Molluscan catch muscle can maintain tension for a long time with little energy consumption. This unique phenomenon is regulated by phosphorylation and dephosphorylation of twitchin, a member of the titin/connectin family. The catch state is induced by a decrease of intracellular Ca2+ after the active contraction and is terminated by the phosphorylation of twitchin by the cAMP-dependent protein kinase (PKA). Twitchin, from the well-known catch muscle, the anterior byssus retractor muscle (ABRM) of the mollusc Mytilus, incorporates three phosphates into two major sites D1 and D2, and some minor sites. Dephosphorylation is required for re-entering the catch state. Myosin, actin and twitchin are essential players in the mechanism responsible for catch during which force is maintained while myosin cross-bridge cycling is very slow. Dephosphorylation of twitchin allows it to bind to F-actin, whereas phosphorylation decreases the affinity of the two proteins. Twitchin has been also been shown to be a thick filament-binding protein. These findings raise the possibility that twitchin regulates the myosin cross-bridge cycle and force output by interacting with both actin and myosin resulting in a structure that connects thick and thin filaments in a phosphorylation-dependent manner.

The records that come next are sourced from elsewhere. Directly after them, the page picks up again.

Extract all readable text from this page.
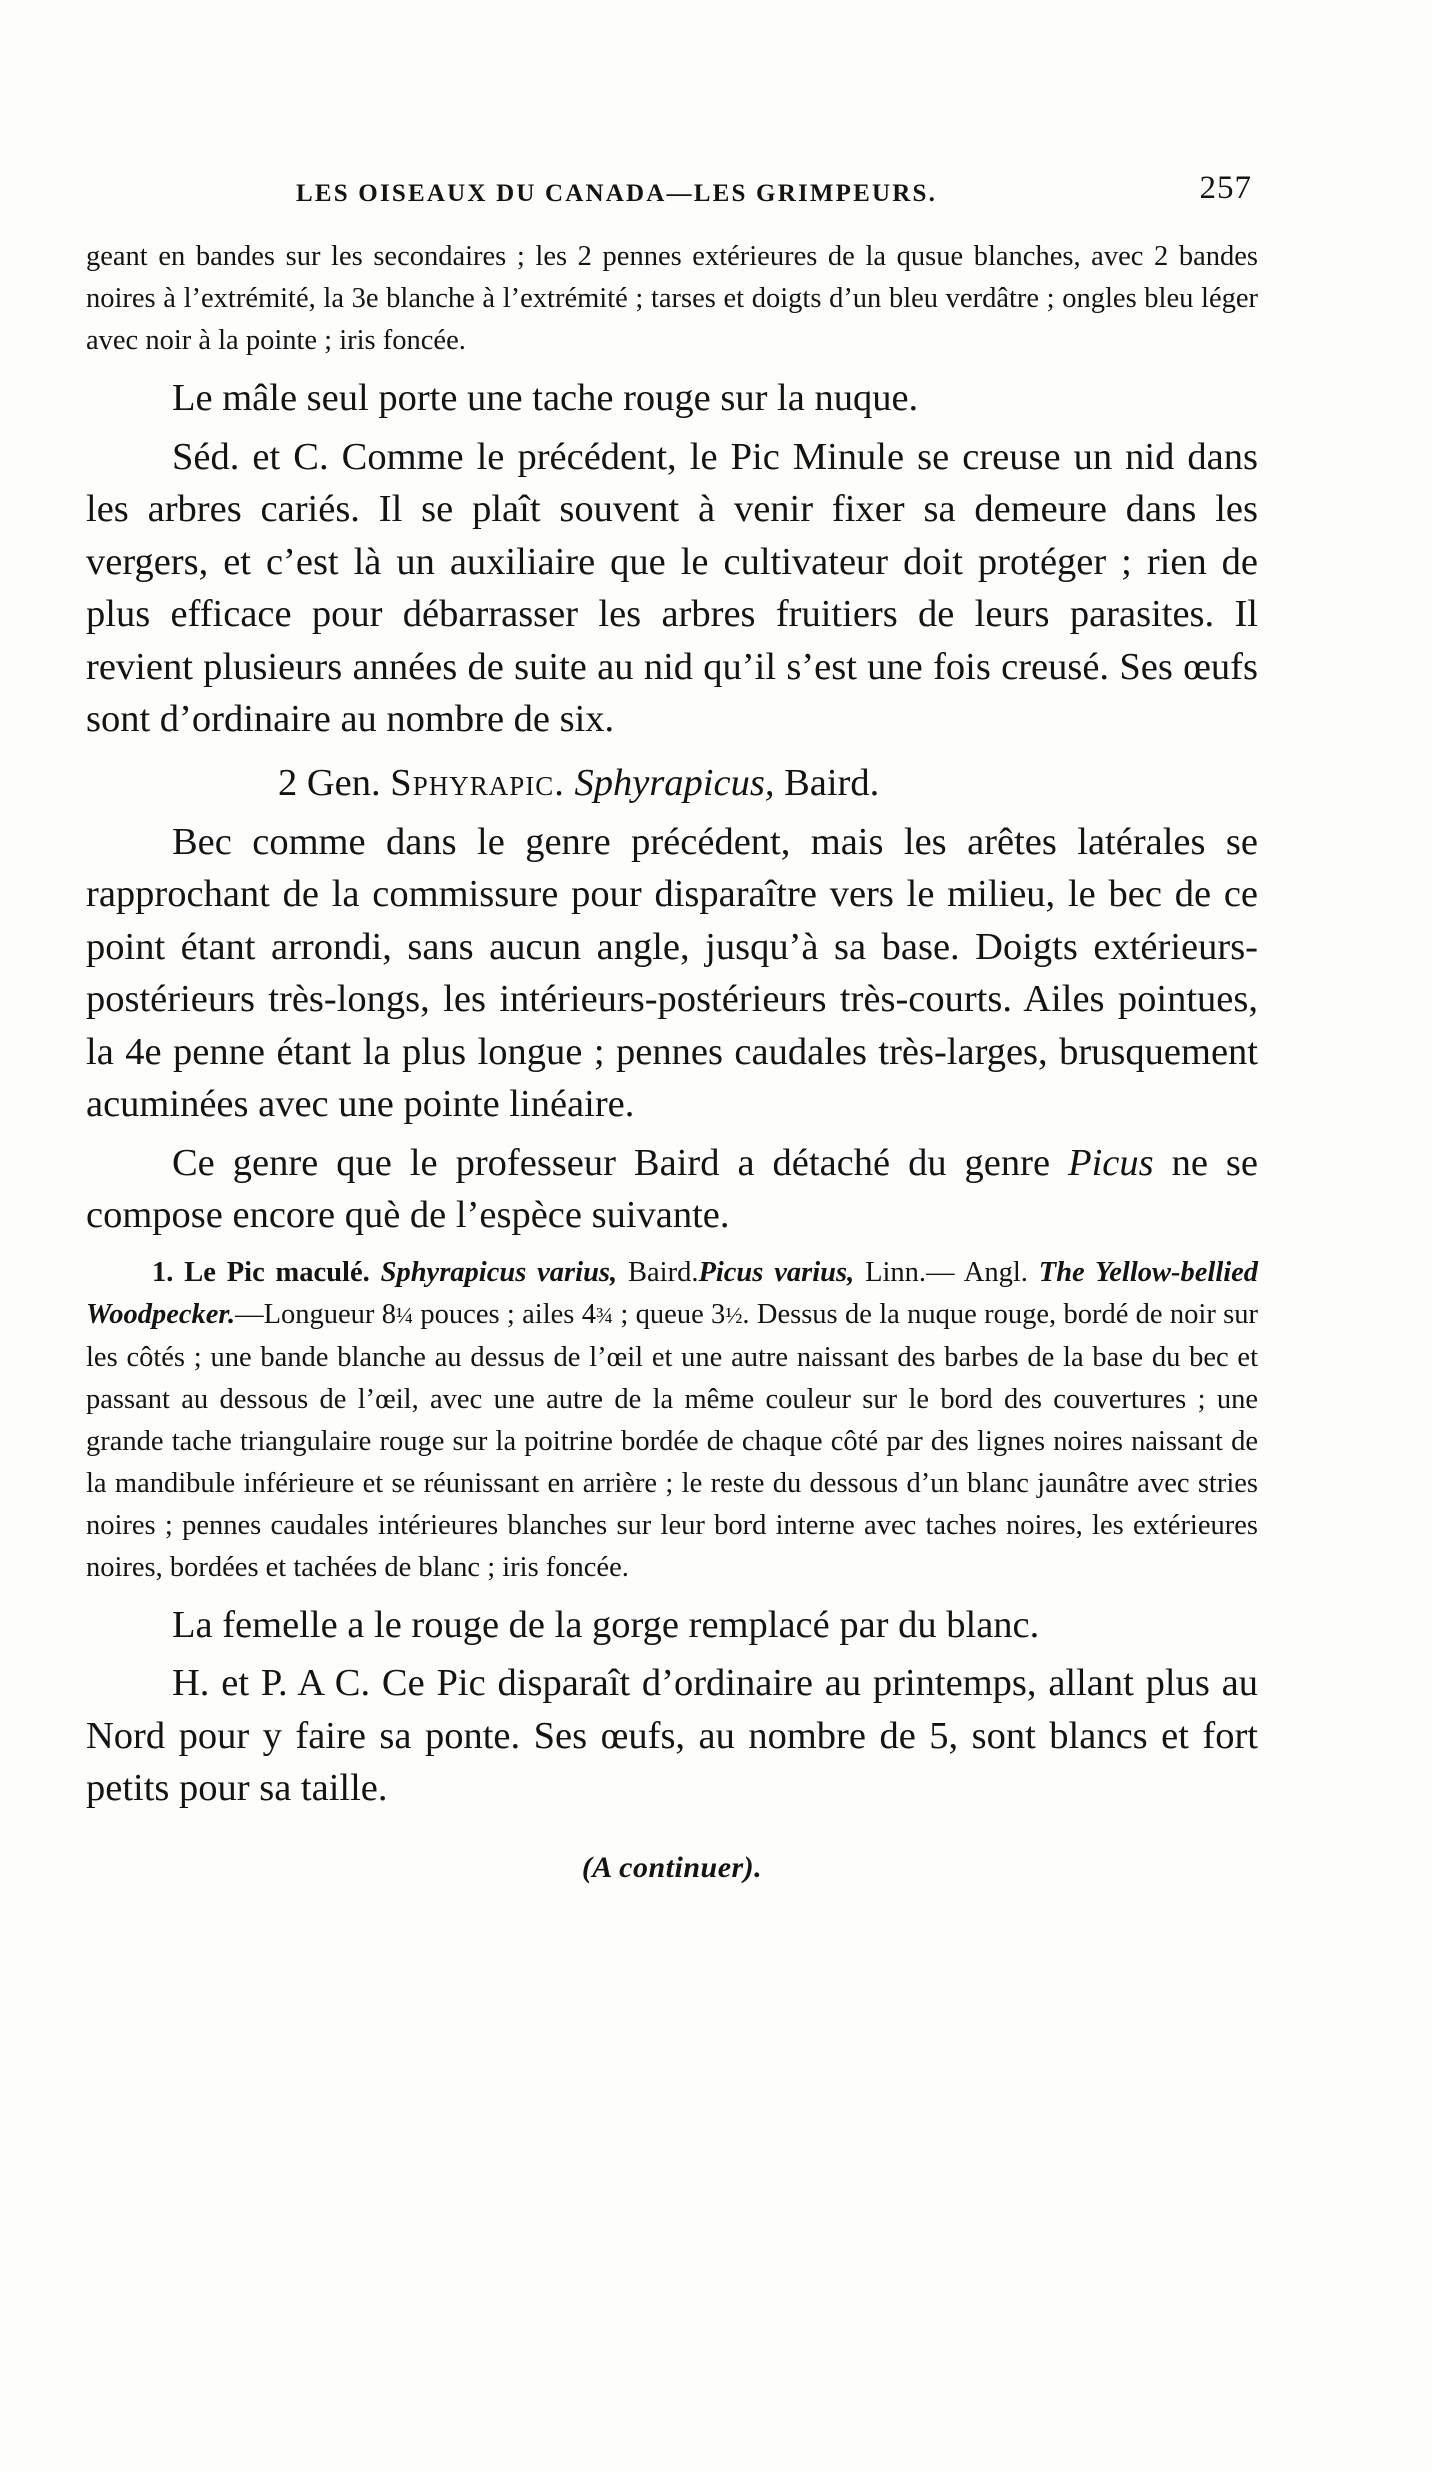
LES OISEAUX DU CANADA—LES GRIMPEURS.	257

geant en bandes sur les secondaires ; les 2 pennes extérieures de la qusue blanches, avec 2 bandes noires à l’extrémité, la 3e blanche à l’extrémité ; tarses et doigts d’un bleu verdâtre ; ongles bleu léger avec noir à la pointe ; iris foncée.

Le mâle seul porte une tache rouge sur la nuque.

Séd. et C. Comme le précédent, le Pic Minule se creuse un nid dans les arbres cariés. Il se plaît souvent à venir fixer sa demeure dans les vergers, et c’est là un auxiliaire que le cultivateur doit protéger ; rien de plus efficace pour débarrasser les arbres fruitiers de leurs parasites. Il revient plusieurs années de suite au nid qu’il s’est une fois creusé. Ses œufs sont d’ordinaire au nombre de six.

2 Gen. Sphyrapic. Sphyrapicus, Baird.

Bec comme dans le genre précédent, mais les arêtes latérales se rapprochant de la commissure pour disparaître vers le milieu, le bec de ce point étant arrondi, sans aucun angle, jusqu’à sa base. Doigts extérieurs-postérieurs très-longs, les intérieurs-postérieurs très-courts. Ailes pointues, la 4e penne étant la plus longue ; pennes caudales très-larges, brusquement acuminées avec une pointe linéaire.

Ce genre que le professeur Baird a détaché du genre Picus ne se compose encore què de l’espèce suivante.

1. Le Pic maculé. Sphyrapicus varius, Baird.Picus varius, Linn.— Angl. The Yellow-bellied Woodpecker.—Longueur 8¼ pouces ; ailes 4¾ ; queue 3½. Dessus de la nuque rouge, bordé de noir sur les côtés ; une bande blanche au dessus de l’œil et une autre naissant des barbes de la base du bec et passant au dessous de l’œil, avec une autre de la même couleur sur le bord des couvertures ; une grande tache triangulaire rouge sur la poitrine bordée de chaque côté par des lignes noires naissant de la mandibule inférieure et se réunissant en arrière ; le reste du dessous d’un blanc jaunâtre avec stries noires ; pennes caudales intérieures blanches sur leur bord interne avec taches noires, les extérieures noires, bordées et tachées de blanc ; iris foncée.

La femelle a le rouge de la gorge remplacé par du blanc.

H. et P. A C. Ce Pic disparaît d’ordinaire au printemps, allant plus au Nord pour y faire sa ponte. Ses œufs, au nombre de 5, sont blancs et fort petits pour sa taille.

(A continuer).
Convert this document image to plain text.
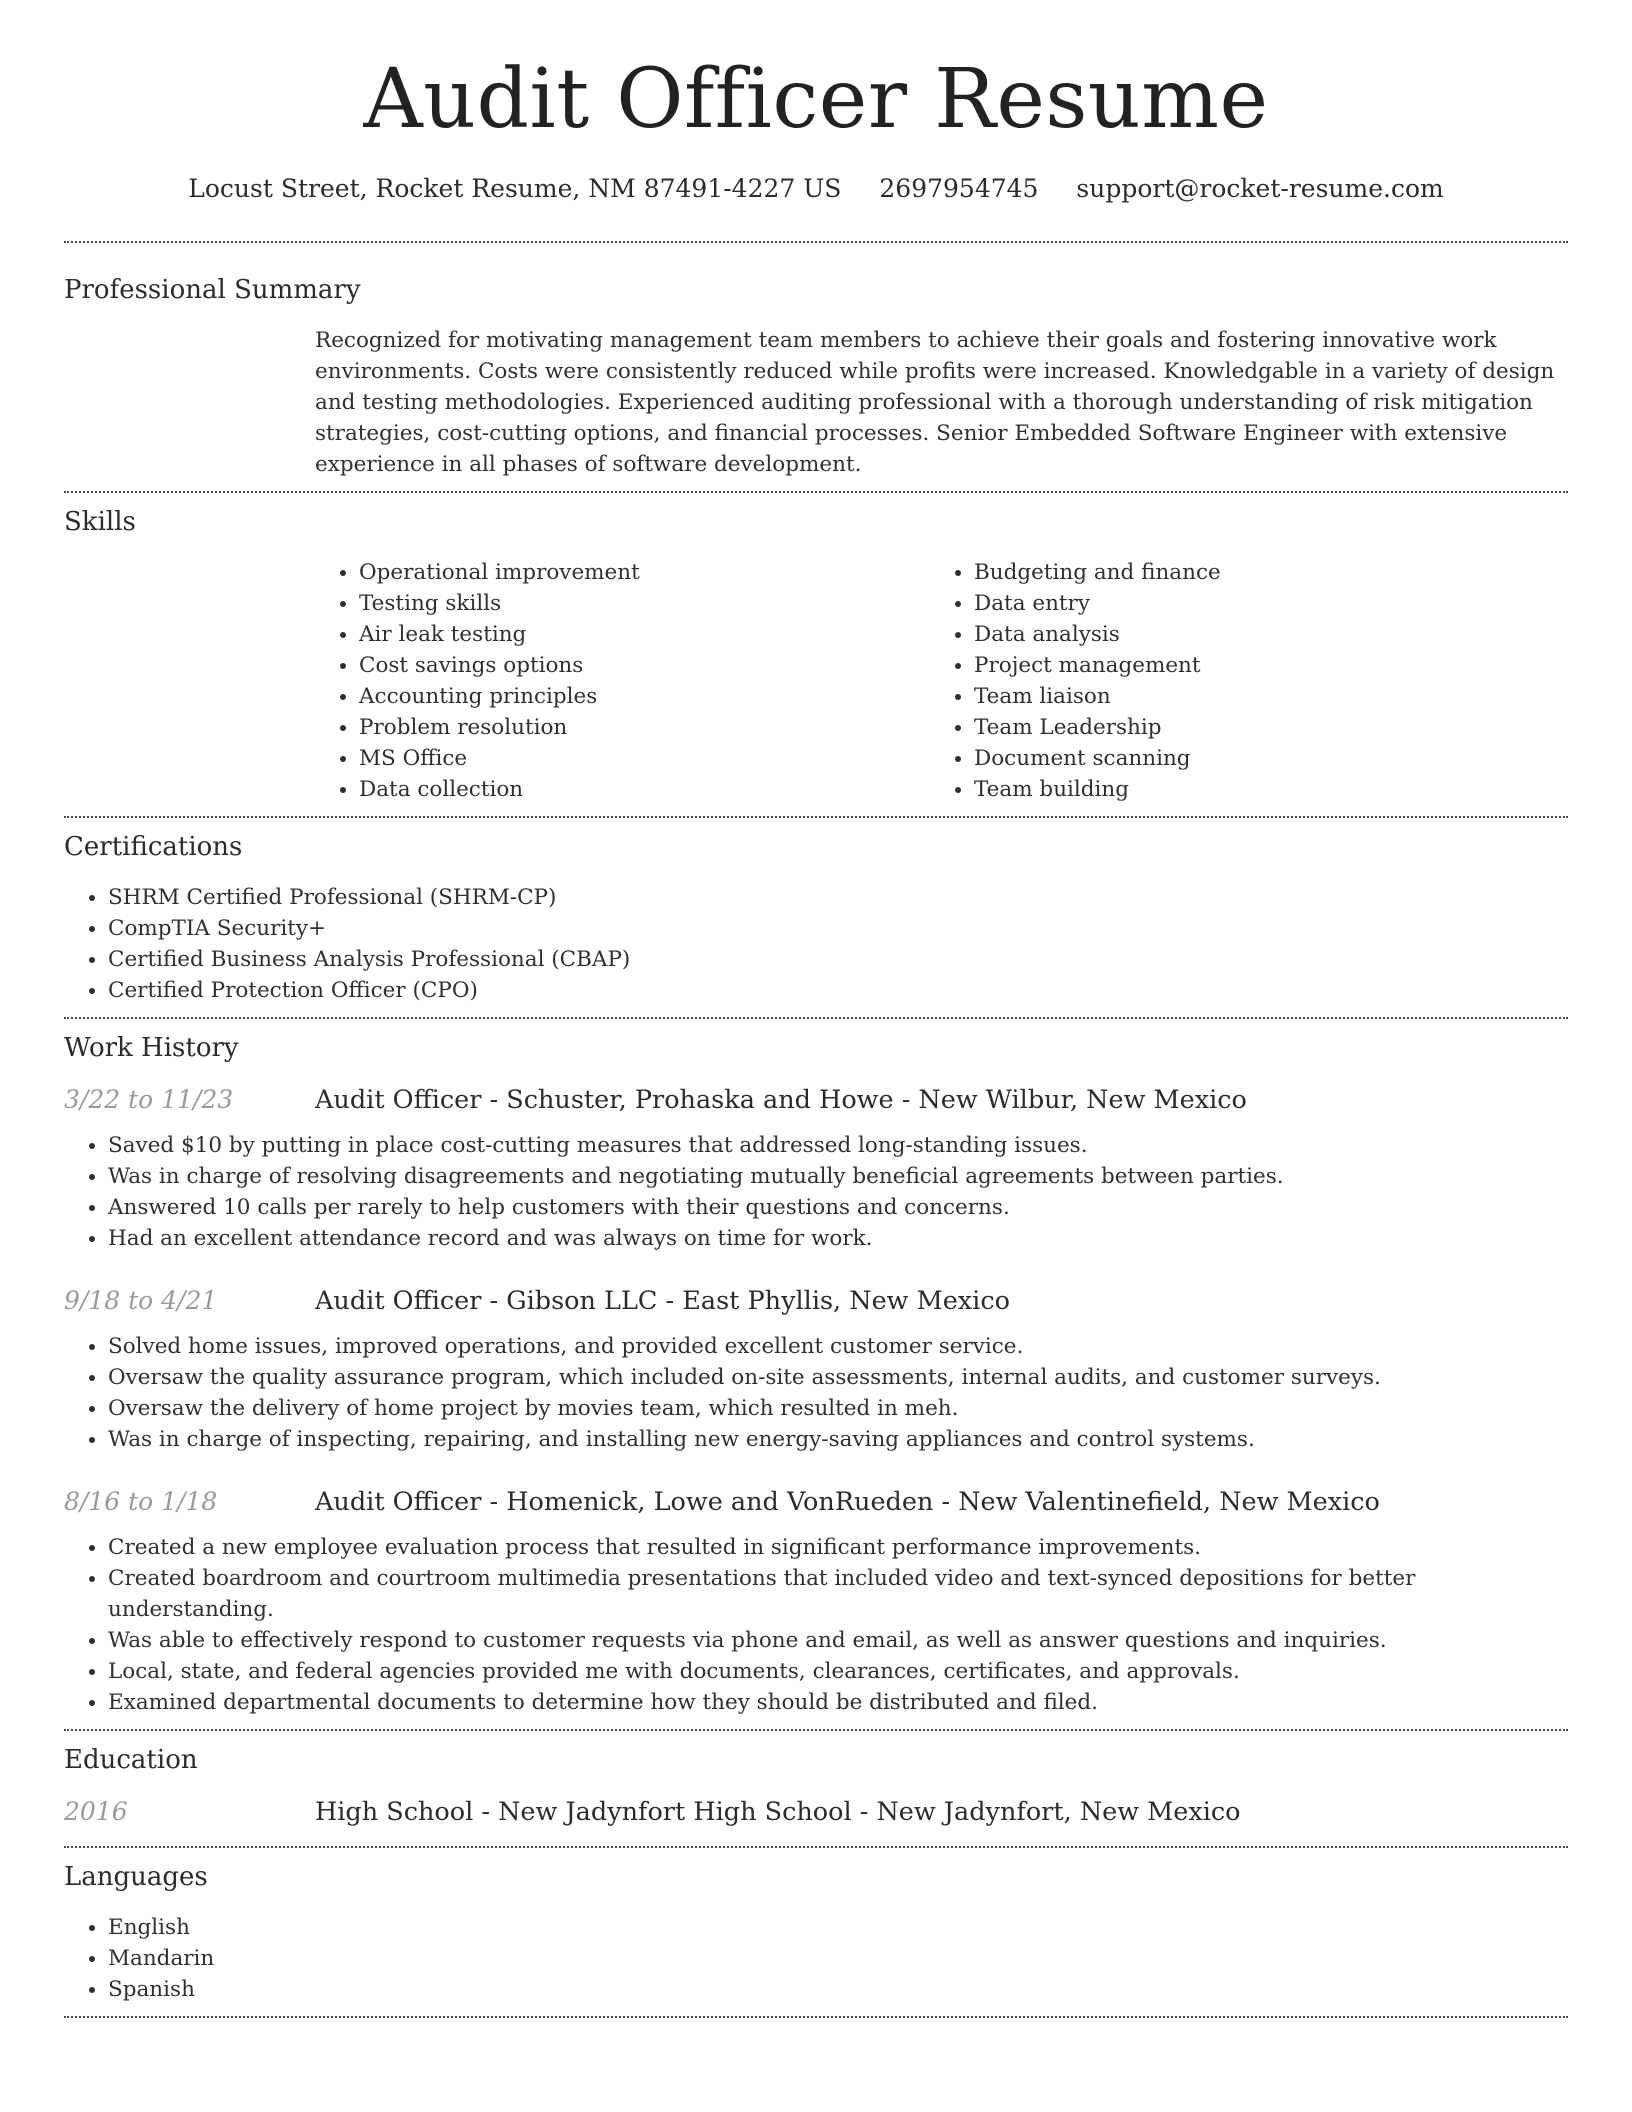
Audit Officer Resume
Locust Street, Rocket Resume, NM 87491-4227 US 2697954745 support@rocket-resume.com
Professional Summary
Recognized for motivating management team members to achieve their goals and fostering innovative work environments. Costs were consistently reduced while profits were increased. Knowledgable in a variety of design and testing methodologies. Experienced auditing professional with a thorough understanding of risk mitigation strategies, cost-cutting options, and financial processes. Senior Embedded Software Engineer with extensive experience in all phases of software development.
Skills
• Operational improvement
• Testing skills
• Air leak testing
• Cost savings options
• Accounting principles
• Problem resolution
• MS Office
• Data collection
• Budgeting and finance
• Data entry
• Data analysis
• Project management
• Team liaison
• Team Leadership
• Document scanning
• Team building
Certifications
• SHRM Certified Professional (SHRM-CP)
• CompTIA Security+
• Certified Business Analysis Professional (CBAP)
• Certified Protection Officer (CPO)
Work History
3/22 to 11/23	Audit Officer - Schuster, Prohaska and Howe - New Wilbur, New Mexico
• Saved $10 by putting in place cost-cutting measures that addressed long-standing issues.
• Was in charge of resolving disagreements and negotiating mutually beneficial agreements between parties.
• Answered 10 calls per rarely to help customers with their questions and concerns.
• Had an excellent attendance record and was always on time for work.
9/18 to 4/21	Audit Officer - Gibson LLC - East Phyllis, New Mexico
• Solved home issues, improved operations, and provided excellent customer service.
• Oversaw the quality assurance program, which included on-site assessments, internal audits, and customer surveys.
• Oversaw the delivery of home project by movies team, which resulted in meh.
• Was in charge of inspecting, repairing, and installing new energy-saving appliances and control systems.
8/16 to 1/18	Audit Officer - Homenick, Lowe and VonRueden - New Valentinefield, New Mexico
• Created a new employee evaluation process that resulted in significant performance improvements.
• Created boardroom and courtroom multimedia presentations that included video and text-synced depositions for better understanding.
• Was able to effectively respond to customer requests via phone and email, as well as answer questions and inquiries.
• Local, state, and federal agencies provided me with documents, clearances, certificates, and approvals.
• Examined departmental documents to determine how they should be distributed and filed.
Education
2016	High School - New Jadynfort High School - New Jadynfort, New Mexico
Languages
• English
• Mandarin
• Spanish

Twitchin from molluscan catch muscle: primary structure and relationship between site-specific phosphorylation and mechanical function.

The phosphorylation state of the myosin thick filament-associated mini-titin, twitchin, regulates catch force maintenance in molluscan smooth muscle. The full-length cDNA for twitchin from the anterior byssus retractor muscle of the mussel Mytilus was obtained using PCR and 5'rapid amplification of cDNA ends, and its derived amino acid sequence showed a large molecule ( approximately 530 kDa) with a motif arrangement as follows: (Ig)11(IgFn2)2Ig(Fn)3Ig(Fn)2Ig(Fn)3(Ig)2(Fn)2(Ig)2 FnKinase(Ig)4. Other regions of note include a 79-residue sequence between Ig domains 6 and 7 (from the N terminus) in which more than 60% of the residues are Pro, Glu, Val, or Lys and between the 7th and 8th Ig domains, a DFRXXL motif similar to that thought to be necessary for high affinity binding of myosin light chain kinase to F-actin. Two major phosphorylation sites, i.e. D1 and D2, were located in linker regions between Ig domains 7 and 8 and Ig domains 21 and 22, respectively. Correlation of the phosphorylation state of twitchin, using antibodies specific to D1 and D2, with mechanical properties suggested that phosphorylation of both D1 and D2 is required for relaxation from the catch state.